Coding speed, by itself, is no longer a moat. It was always a thin one. It is now a puddle.

The three things left standing are insight, trust, and distribution.
Insight is knowing which problem to solve. Not the generic version everyone is thinking about, but the specific one your users would pay you for tomorrow. You get this by sitting in their meetings, watching them work, reading their support tickets. It does not come from a model.
Trust is whether your existing users will let you ship the next thing. If you have spent five years building a category-leading newsletter, an honest reputation, and a customer base who replies to your emails, you have a moat the agents have no way to copy. They will write the code. They will not write your reputation.

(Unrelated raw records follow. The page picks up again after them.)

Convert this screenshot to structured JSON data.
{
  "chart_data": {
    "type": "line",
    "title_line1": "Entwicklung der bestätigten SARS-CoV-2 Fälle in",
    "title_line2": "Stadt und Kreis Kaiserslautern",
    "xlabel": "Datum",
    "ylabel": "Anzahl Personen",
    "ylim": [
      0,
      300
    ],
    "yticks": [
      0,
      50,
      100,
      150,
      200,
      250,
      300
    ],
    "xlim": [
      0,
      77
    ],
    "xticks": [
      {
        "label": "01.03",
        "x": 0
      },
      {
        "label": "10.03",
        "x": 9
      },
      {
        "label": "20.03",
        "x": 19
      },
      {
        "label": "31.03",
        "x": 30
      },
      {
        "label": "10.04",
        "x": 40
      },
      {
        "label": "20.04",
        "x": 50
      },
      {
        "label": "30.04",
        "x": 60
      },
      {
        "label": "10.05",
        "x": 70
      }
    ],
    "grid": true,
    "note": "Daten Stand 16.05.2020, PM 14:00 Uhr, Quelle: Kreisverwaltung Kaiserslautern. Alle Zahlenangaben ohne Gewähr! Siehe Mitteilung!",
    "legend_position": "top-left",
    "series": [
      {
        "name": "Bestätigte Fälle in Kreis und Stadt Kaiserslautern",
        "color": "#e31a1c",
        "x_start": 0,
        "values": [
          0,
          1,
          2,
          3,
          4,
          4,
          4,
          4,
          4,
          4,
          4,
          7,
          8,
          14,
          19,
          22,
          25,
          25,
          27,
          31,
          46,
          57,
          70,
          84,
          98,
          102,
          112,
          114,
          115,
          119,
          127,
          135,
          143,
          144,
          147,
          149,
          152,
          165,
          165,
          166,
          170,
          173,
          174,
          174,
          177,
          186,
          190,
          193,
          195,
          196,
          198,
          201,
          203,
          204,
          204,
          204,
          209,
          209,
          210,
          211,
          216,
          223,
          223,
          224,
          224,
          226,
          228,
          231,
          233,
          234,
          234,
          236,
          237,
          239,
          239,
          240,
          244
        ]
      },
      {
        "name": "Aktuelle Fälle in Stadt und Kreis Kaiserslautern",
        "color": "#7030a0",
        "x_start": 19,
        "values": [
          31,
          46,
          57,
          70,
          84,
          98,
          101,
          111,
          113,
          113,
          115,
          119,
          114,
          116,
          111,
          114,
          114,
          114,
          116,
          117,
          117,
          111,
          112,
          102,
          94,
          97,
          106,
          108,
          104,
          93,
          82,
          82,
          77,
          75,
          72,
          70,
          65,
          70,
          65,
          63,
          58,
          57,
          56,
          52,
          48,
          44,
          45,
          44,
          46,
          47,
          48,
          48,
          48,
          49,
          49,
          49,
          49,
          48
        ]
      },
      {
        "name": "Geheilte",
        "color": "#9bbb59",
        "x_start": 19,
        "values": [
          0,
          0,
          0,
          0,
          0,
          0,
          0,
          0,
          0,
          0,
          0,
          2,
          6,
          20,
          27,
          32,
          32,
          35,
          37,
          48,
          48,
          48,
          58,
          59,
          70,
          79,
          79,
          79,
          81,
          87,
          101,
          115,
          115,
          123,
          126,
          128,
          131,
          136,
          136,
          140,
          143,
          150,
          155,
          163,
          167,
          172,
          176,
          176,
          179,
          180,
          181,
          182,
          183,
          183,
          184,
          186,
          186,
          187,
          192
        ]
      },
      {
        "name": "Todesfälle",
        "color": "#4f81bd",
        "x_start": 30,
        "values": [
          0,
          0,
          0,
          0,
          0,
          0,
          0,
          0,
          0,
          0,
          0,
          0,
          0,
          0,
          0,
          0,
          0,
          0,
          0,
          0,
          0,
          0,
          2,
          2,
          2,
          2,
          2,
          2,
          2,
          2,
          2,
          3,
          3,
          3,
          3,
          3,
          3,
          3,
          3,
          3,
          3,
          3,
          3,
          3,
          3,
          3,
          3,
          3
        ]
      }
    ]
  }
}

Distribution is the one most engineers underestimate. The world is about to be flooded with shippable products. The signal-to-noise ratio is dropping like a rock. Reddit threads this month are full of users retreating from AI slop and seeking out human-perspective content. If you have a list, a podcast, a community, a niche where you are known... you have what the weekend warrior with the slicker app does not.
What this means if you are still typing
I am not telling engineers to stop coding. The opposite, in a way.
Karpathy uses an image I like: the agent is your intern. Useful, fast, sometimes brilliant, sometimes spectacularly wrong. Your job is to direct, review, and take responsibility. As he put it, outsourcing your thinking is one thing... outsourcing your understanding is suicide.
The senior engineers who win the next five years will not be the ones refusing these tools. Nor will they be the ones who hand the keys over and stop reading the diffs. They will be the ones who do what good engineering managers have always done... hold the shape of the system in their head, set the standards, and know when to override the well-meaning intern.

If you are an individual contributor today, this is a fork in the road. Lean into the agent and treat it as leverage on the work you already understand. Or refuse it, get out-shipped by people who once needed three of you, and watch your market value drift.
If you lead a team, you have a different problem. Your engineers are about to feel one of two things. Either thrilled because their reach is finally matching their ambition, or threatened because their identity was tied to the typing. Both responses are reasonable. Both need a coach, not a manager. I wrote about why leaders fall back on managing instead of coaching over on Step It Up HR... the same instinct is about to bite a lot of engineering leads.
A note from my own workbench
I have been building a product I have been thinking about for years. Two years ago I would have hired developers and waited six months. Today I am the one shipping features, supported by agents who do the typing.
The interesting bit is what the work feels like. Less keyboard. More clarity. The hours used to go into translating my idea into syntax. Now they go into deciding whether the idea is the right one.
I am not faster than a senior engineer would be. I am almost surely slower than my own gut tells me, if METR's numbers are anything to go by. What I have is the one thing the agent does not... twenty years of watching managers fail, and a clear opinion on what to do about it.
This is the moat. Not the code.
Three questions worth asking yourself
I have been chewing on this since December. Three questions keep coming back.
One. If a smart non-engineer with no team ships a v1 of your product in a weekend, what is your real moat? Strip away the code. What is left?
Two. Where are you putting your scarcest hours... shipping faster, or getting smarter about what to ship? The first is now cheap. The second is now where the leverage lives.
Three. What do your customers know about you which an AI agent will not replicate next Saturday? Whatever it is... protect it, feed it, talk about it.
The wall is down. Everyone walks through. The advantage is no longer on the other side of the wall. It is in the head and heart of the person walking through.
Now go build something only you would build.